The official also tapped into investments in Egypt and UBS.
Qatar’s economy is unlikely to be impacted by changes in global oil prices due to growth from its non-hydrocarbon sector, the Gulf state’s finance minister told Bloomberg on Wednesday.
“We are in good shape, because now the growth is coming from the non-hydrocarbon sector, so really we don’t care about the movement in the oil prices,” Qatar’s Minister of Finance Ali Al Kuwari said at the Qatar Economic Forum.
Commenting on the Gulf state’s economic growth, Al-Kuwari said Qatar performed “very well” last year and confirmed a 32% nominal gross domestic product (GDP) growth.
“Last year we did very well. The economy, the non-hydrocarbon sector grew at 6.7% versus hydrocarbon at 1.5%, the whole year growth 4.8%, 32% in nominal GDP, which is a record GDP, $240 million,” he explained.
Commenting on this year’s expectations, he said Qatar’s economy is still in good shape, citing analysis from the World Bank and international analysts.
“Inflation is under control, I mean last month we did 3.6% inflation is down.
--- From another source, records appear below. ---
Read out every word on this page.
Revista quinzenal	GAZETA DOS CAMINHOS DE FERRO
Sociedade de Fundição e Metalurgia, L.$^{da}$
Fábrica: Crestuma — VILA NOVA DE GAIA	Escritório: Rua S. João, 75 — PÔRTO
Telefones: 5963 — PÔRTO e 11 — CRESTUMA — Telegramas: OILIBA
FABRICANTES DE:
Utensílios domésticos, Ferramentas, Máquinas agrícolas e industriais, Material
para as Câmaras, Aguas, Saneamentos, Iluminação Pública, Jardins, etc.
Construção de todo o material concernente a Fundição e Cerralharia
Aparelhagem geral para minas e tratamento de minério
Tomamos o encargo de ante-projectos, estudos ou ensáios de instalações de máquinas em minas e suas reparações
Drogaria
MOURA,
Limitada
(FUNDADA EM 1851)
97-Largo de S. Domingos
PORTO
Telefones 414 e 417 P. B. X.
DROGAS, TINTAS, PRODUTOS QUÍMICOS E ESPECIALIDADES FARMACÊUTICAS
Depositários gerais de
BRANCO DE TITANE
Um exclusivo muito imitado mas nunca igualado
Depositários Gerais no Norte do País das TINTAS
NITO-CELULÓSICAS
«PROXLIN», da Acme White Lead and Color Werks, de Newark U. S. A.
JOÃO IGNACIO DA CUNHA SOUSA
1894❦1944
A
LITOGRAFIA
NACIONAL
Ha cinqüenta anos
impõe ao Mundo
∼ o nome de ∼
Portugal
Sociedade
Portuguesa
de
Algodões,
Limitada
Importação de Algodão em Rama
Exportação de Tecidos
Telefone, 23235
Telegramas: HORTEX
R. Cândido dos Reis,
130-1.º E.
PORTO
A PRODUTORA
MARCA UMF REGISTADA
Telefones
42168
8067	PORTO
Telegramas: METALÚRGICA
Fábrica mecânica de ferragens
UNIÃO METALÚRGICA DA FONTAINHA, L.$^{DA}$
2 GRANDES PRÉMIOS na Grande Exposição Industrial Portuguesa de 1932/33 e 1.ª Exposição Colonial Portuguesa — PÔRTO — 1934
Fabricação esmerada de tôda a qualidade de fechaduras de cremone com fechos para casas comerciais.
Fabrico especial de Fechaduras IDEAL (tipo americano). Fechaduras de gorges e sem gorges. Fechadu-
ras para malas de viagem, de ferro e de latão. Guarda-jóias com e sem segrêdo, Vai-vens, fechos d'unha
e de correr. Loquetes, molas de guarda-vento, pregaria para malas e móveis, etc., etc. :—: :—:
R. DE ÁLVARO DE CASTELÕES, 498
The whole year of last year is less than 5%,” he said.
In December, Qatar announced a 2023 budget surplus of QAR 29 billion (nearly $8 billion) with its revenue expected to increase by 16.3%. Qatar also boasted significant economic growth following the 2022 FIFA World Cup last year, the first to ever take place in an Arab and Muslim country.
Responding to a question on Qatar’s spending surplus, Al-Kuwari said Doha has “a disciplined fiscal policy framework” that decides how to manage it as well as the deficit.
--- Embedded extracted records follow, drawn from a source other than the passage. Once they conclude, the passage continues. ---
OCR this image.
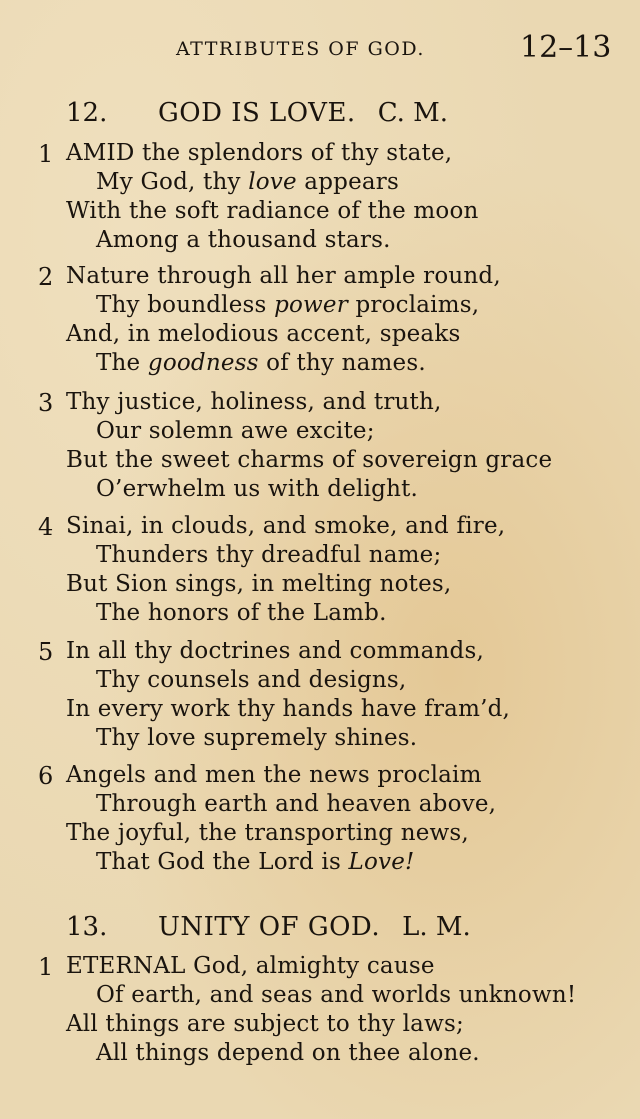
ATTRIBUTES OF GOD.	12–13
12. GOD IS LOVE. C. M.
1 AMID the splendors of thy state,
My God, thy love appears
With the soft radiance of the moon
Among a thousand stars.
2 Nature through all her ample round,
Thy boundless power proclaims,
And, in melodious accent, speaks
The goodness of thy names.
3 Thy justice, holiness, and truth,
Our solemn awe excite;
But the sweet charms of sovereign grace
O’erwhelm us with delight.
4 Sinai, in clouds, and smoke, and fire,
Thunders thy dreadful name;
But Sion sings, in melting notes,
The honors of the Lamb.
5 In all thy doctrines and commands,
Thy counsels and designs,
In every work thy hands have fram’d,
Thy love supremely shines.
6 Angels and men the news proclaim
Through earth and heaven above,
The joyful, the transporting news,
That God the Lord is Love!
13. UNITY OF GOD. L. M.
1 ETERNAL God, almighty cause
Of earth, and seas and worlds unknown!
All things are subject to thy laws;
All things depend on thee alone.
“The surplus is divided between paying debt, enhancing the central bank reserves, as well as enhancing the capital of the Qatar Investment Authority,” he said, referring to Qatar’s sovereign wealth fund.
Asked about a tightness in liquidity, the Qatari minister rejected the idea that his country is facing the same pressures of inflation as seen in economies across the world.
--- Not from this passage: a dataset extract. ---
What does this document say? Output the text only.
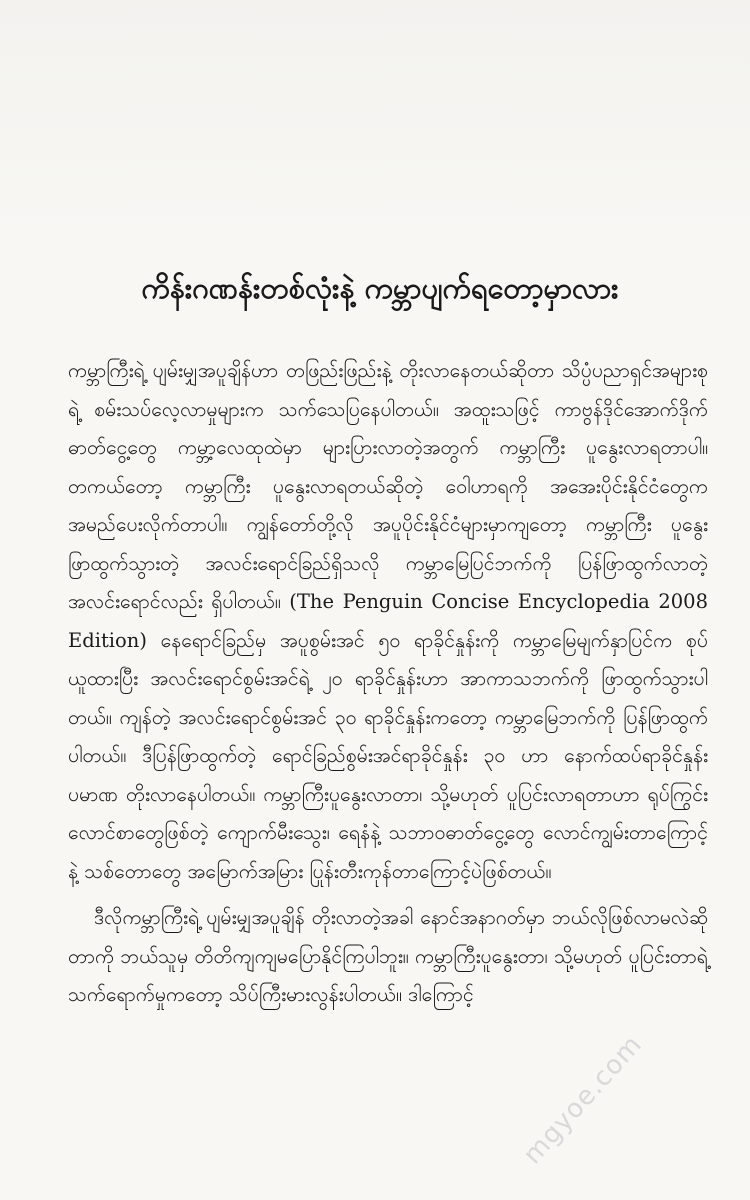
ကိန်းဂဏန်းတစ်လုံးနဲ့ ကမ္ဘာပျက်ရတော့မှာလား

ကမ္ဘာကြီးရဲ့ ပျမ်းမျှအပူချိန်ဟာ တဖြည်းဖြည်းနဲ့ တိုးလာနေတယ်ဆိုတာ သိပ္ပံပညာရှင်အများစုရဲ့ စမ်းသပ်လေ့လာမှုများက သက်သေပြနေပါတယ်။ အထူးသဖြင့် ကာဗွန်ဒိုင်အောက်ဒိုက်ဓာတ်ငွေ့တွေ ကမ္ဘာ့လေထုထဲမှာ များပြားလာတဲ့အတွက် ကမ္ဘာကြီး ပူနွေးလာရတာပါ။ တကယ်တော့ ကမ္ဘာကြီး ပူနွေးလာရတယ်ဆိုတဲ့ ဝေါဟာရကို အအေးပိုင်းနိုင်ငံတွေက အမည်ပေးလိုက်တာပါ။ ကျွန်တော်တို့လို အပူပိုင်းနိုင်ငံများမှာကျတော့ ကမ္ဘာကြီး ပူနွေးဖြာထွက်သွားတဲ့ အလင်းရောင်ခြည်ရှိသလို ကမ္ဘာမြေပြင်ဘက်ကို ပြန်ဖြာထွက်လာတဲ့ အလင်းရောင်လည်း ရှိပါတယ်။ (The Penguin Concise Encyclopedia 2008 Edition) နေရောင်ခြည်မှ အပူစွမ်းအင် ၅၀ ရာခိုင်နှုန်းကို ကမ္ဘာမြေမျက်နှာပြင်က စုပ်ယူထားပြီး အလင်းရောင်စွမ်းအင်ရဲ့ ၂၀ ရာခိုင်နှုန်းဟာ အာကာသဘက်ကို ဖြာထွက်သွားပါတယ်။ ကျန်တဲ့ အလင်းရောင်စွမ်းအင် ၃၀ ရာခိုင်နှုန်းကတော့ ကမ္ဘာမြေဘက်ကို ပြန်ဖြာထွက်ပါတယ်။ ဒီပြန်ဖြာထွက်တဲ့ ရောင်ခြည်စွမ်းအင်ရာခိုင်နှုန်း ၃၀ ဟာ နောက်ထပ်ရာခိုင်နှုန်းပမာဏ တိုးလာနေပါတယ်။ ကမ္ဘာကြီးပူနွေးလာတာ၊ သို့မဟုတ် ပူပြင်းလာရတာဟာ ရုပ်ကြွင်းလောင်စာတွေဖြစ်တဲ့ ကျောက်မီးသွေး၊ ရေနံနဲ့ သဘာဝဓာတ်ငွေ့တွေ လောင်ကျွမ်းတာကြောင့်နဲ့ သစ်တောတွေ အမြောက်အမြား ပြုန်းတီးကုန်တာကြောင့်ပဲဖြစ်တယ်။

ဒီလိုကမ္ဘာကြီးရဲ့ ပျမ်းမျှအပူချိန် တိုးလာတဲ့အခါ နောင်အနာဂတ်မှာ ဘယ်လိုဖြစ်လာမလဲဆိုတာကို ဘယ်သူမှ တိတိကျကျမပြောနိုင်ကြပါဘူး။ ကမ္ဘာကြီးပူနွေးတာ၊ သို့မဟုတ် ပူပြင်းတာရဲ့ သက်ရောက်မှုကတော့ သိပ်ကြီးမားလွန်းပါတယ်။ ဒါကြောင့်

mgyoe.com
“Qatar is not under pressure in terms of inflation like somewhere else. So we are doing it because purely as a monetary policy, just because we are back to the dollar when we have to follow. So we don’t get into the arbitrage business,” he said.
Meanwhile, with cash-strapped Egypt grappling with the impact of the ongoing war in Ukraine as well as increasing foreign debt, Cairo has sought investments from the oil-rich Gulf region.
Its foreign debt more than tripled in a decade, reaching $155 billion.
Responding to a question over Qatar’s investment plans in Egypt, Al Kuwari said Cairo has “great opportunities”.
Last year, Qatar and Egypt signed investment deals totaling $5 billion in a number of sectors. The minister said Doha is currently looking into investment opportunities, including ones in the manufacturing, tourism and telecommunications sectors.
“Egypt is very strong in manufacturing, very strong in tourism, telecommunications, so we’re looking at these sectors. We have been reviewing an inventory or options that came from our Egyptian friends,” he said.
When asked about providing aid with “no strings attached”, Al Kuwari said that its investment into Egypt is “purely commercial.”
“Just giving grants and charities I think is no longer the case with Qatar,” saying his country works with multilateral organisations to better allocate grants.
“We like to work with multilateral organisations like the IMF, the World Bank to work through their programmes, because they can administer these programmes better than we do.”
Separately, the current Credit Suisse turmoil remains an issue of concern worldwide following a tough banking year.
In March, the Swiss National Bank announced that UBS would buy Credit Suisse for $3.4 billion.
The Qatar Investment Authority, Doha’s sovereign wealth fund, had doubled its stakes in the Swiss bank in January in a move that made it the second-largest shareholder within the entity after the Saudi National Bank.
Asked about whether Doha would invest in UBS, Al Kuwari said that Qatar already has a stake in the Swiss bank that was increased “with the conversion of the Credit Suisse equity”.
He said that he had hoped that Credit Suisse had consulted its shareholders.
“The Credit Suisse actions, we have some opinions about it. Yes, we appreciate what the Swiss government was doing to safeguard the financial system and a big bank, but I think certain actions were not thought about properly, especially the existing shareholders.”